Online hacking services are becoming more popular

A couple weeks after news was reported that the hacking group "Lizard Squad" had released an online stress testing service or DDoS tool, another hacking website has appeared in the news. Enter, "Hacker's List". Interestingly enough, the site was offline earlier today, with a "Error 522 - Connection timed out" message appearing on the website. A quick whois search reveals that Hacker's List was first registered in October, 2014, by a person going by the name of David Harper.

Hacker's List appears to match hackers with people looking to retrieve forgotten passwords, take down unwanted personal photos online, and gain access to company databases - among other things. In less than three months of operation, over 500 hacking listings had been put out for bids on the site with hackers competing for the individual jobs All of this is done anonymously, with the site's operator collecting a fee on each completed assignment. The site offers to hold a customer's payment in escrow until the job is done.

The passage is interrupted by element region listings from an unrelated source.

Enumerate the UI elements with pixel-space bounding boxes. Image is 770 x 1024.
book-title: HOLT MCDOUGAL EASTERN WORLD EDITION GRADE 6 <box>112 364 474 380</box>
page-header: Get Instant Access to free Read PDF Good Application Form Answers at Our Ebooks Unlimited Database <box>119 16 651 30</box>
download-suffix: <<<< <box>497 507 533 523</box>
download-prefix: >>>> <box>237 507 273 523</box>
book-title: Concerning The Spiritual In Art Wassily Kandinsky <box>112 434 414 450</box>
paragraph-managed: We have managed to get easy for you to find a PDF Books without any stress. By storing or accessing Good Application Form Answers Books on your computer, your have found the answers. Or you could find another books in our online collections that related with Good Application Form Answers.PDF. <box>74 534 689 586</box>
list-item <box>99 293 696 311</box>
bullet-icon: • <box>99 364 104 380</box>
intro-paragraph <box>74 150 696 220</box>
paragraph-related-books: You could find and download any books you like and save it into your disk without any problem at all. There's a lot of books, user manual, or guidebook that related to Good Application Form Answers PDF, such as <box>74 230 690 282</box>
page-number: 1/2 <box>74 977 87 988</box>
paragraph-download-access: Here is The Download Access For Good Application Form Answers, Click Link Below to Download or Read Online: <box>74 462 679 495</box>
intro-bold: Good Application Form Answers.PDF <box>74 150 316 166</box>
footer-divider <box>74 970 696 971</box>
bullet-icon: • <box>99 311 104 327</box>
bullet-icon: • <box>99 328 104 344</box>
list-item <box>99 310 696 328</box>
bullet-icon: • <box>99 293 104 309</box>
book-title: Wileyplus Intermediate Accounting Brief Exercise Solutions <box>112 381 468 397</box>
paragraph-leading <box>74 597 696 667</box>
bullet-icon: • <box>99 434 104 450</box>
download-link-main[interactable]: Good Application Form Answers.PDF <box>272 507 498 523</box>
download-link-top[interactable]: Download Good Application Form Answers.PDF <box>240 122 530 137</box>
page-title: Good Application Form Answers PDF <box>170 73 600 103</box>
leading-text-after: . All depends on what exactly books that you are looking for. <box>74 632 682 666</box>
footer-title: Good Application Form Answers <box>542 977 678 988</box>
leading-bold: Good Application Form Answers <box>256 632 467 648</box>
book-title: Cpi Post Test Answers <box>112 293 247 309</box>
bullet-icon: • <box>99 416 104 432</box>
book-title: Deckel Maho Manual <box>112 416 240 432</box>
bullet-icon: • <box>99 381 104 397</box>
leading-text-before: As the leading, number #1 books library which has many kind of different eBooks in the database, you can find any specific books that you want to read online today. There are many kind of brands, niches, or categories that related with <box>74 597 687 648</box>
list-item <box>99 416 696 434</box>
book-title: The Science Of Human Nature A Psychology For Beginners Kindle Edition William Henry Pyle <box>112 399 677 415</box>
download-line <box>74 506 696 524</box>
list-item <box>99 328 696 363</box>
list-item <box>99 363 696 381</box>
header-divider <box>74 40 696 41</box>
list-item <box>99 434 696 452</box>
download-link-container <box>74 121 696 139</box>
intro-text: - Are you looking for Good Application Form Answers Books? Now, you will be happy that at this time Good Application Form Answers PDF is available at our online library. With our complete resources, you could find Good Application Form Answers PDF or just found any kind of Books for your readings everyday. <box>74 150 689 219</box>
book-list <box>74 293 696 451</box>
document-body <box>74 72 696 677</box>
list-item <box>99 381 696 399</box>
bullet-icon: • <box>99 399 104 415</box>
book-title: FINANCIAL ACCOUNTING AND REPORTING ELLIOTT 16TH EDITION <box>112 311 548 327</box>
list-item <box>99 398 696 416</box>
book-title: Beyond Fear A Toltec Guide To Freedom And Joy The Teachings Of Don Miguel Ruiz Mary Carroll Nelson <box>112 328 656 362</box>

In the past few days, offers have been made from all around the globe to hire hackers range from $100 to $5,000. Examples of some of the jobs included a man in Sweden looking to pay $2,000 to anyone who can break into his landlord's site, a woman in California said she was looking to pay $500 for someone to hack into her boyfriend's Facebook and Gmail accounts to see if he is cheating on her and a bidder on the site was willing to pay up to $2,000 to get a list of clients from a competitor's database. Other postings included requests for hackers to remove embarrassing photos and stories, retrieve lost passwords, or change a grade in their school's database.

The nature of the job postings on Hacker's List shows just how common low-profile hacking has become. It's hard to say how successful Hacker's List will prove to be, although with the site previously being offline, hopefully it is a sign of things to come.